Zhang Yecheng, Zhang Qimin, Zhao Yuxuan, Deng Yunjie, Zheng Hao
College of Architecture & Art, Hefei University of Technology, Hefei, China.
School of Mechanical Engineering, Hefei University of Technology, Hefei, China.
Int J Appl Earth Obs Geoinf. 2022 Aug;112:102942. doi: 10.1016/j.jag.2022.102942. Epub 2022 Aug 5.

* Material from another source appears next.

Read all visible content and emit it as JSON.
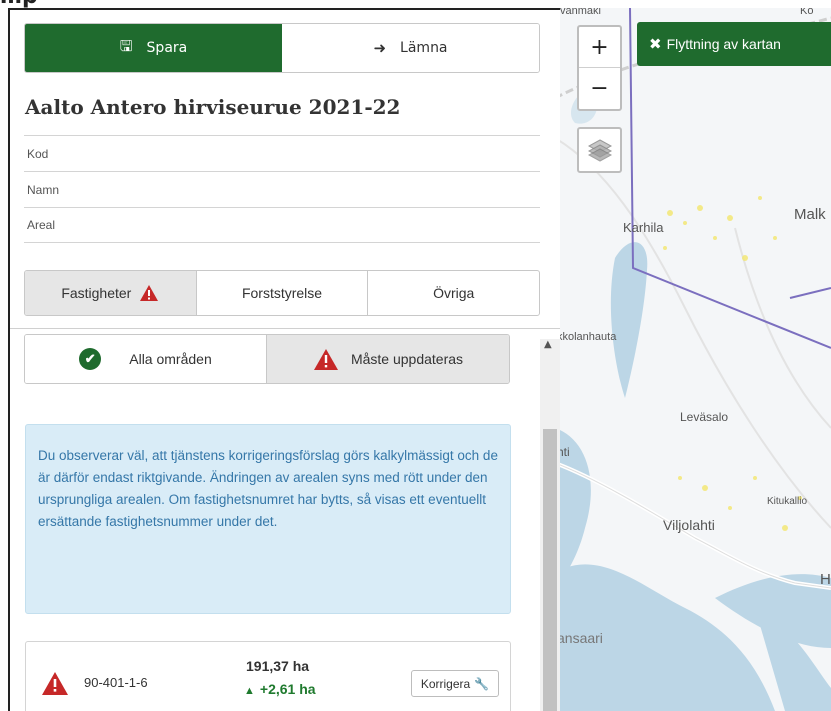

From an epidemiological perspective, previous research on COVID-19 has generally been based on classical statistical analyses. As a result, spatial information is often not used effectively. This paper uses image-based neural networks to explore the relationship between urban spatial risk and the distribution of infected populations, and the design of urban facilities. To achieve this objective, we use spatio-temporal data of people infected with new coronary pneumonia prior to 28 February 2020 in Wuhan. We then use kriging, which is a method of spatial interpolation, as well as core density estimation technology to establish the epidemic heat distribution on fine grid units. We further evaluate the influence of nine major spatial risk factors, including the distribution of agencies, hospitals, park squares, sports fields, banks and hotels, by testing them for significant positive correlation with the distribution of the epidemic. The weights of these spatial risk factors are used for training Generative Adversarial Network (GAN) models, which predict the distribution of cases in a given area. The input image for the machine learning model is a city plan converted by public infrastructures, and the output image is a map of urban spatial risk factors in the given area. The results of the trained model demonstrate that optimising the relevant point of interests (POI) in urban areas to effectively control potential risk factors can aid in managing the epidemic and preventing it from dispersing further.
从流行病学角度来看,以往关于新冠疫情的研究通常基于经典统计分析。因此,空间信息往往未得到有效利用。本文利用基于图像的神经网络来探索城市空间风险与感染人群分布以及城市设施设计之间的关系。为实现这一目标,我们使用了2020年2月28日前武汉新冠肺炎感染者的时空数据。然后,我们使用空间插值方法克里金法以及核密度估计技术,在精细网格单元上建立疫情热度分布。我们通过测试九个主要空间风险因素(包括机构、医院、公园广场、运动场、银行和酒店的分布)与疫情分布的显著正相关性,进一步评估其影响。这些空间风险因素的权重用于训练生成对抗网络(GAN)模型,该模型可预测给定区域内的病例分布。机器学习模型的输入图像是由公共基础设施转换而来的城市规划图,输出图像是给定区域内城市空间风险因素图。训练模型的结果表明,优化城市区域内的相关兴趣点(POI)以有效控制潜在风险因素,有助于管理疫情并防止其进一步扩散。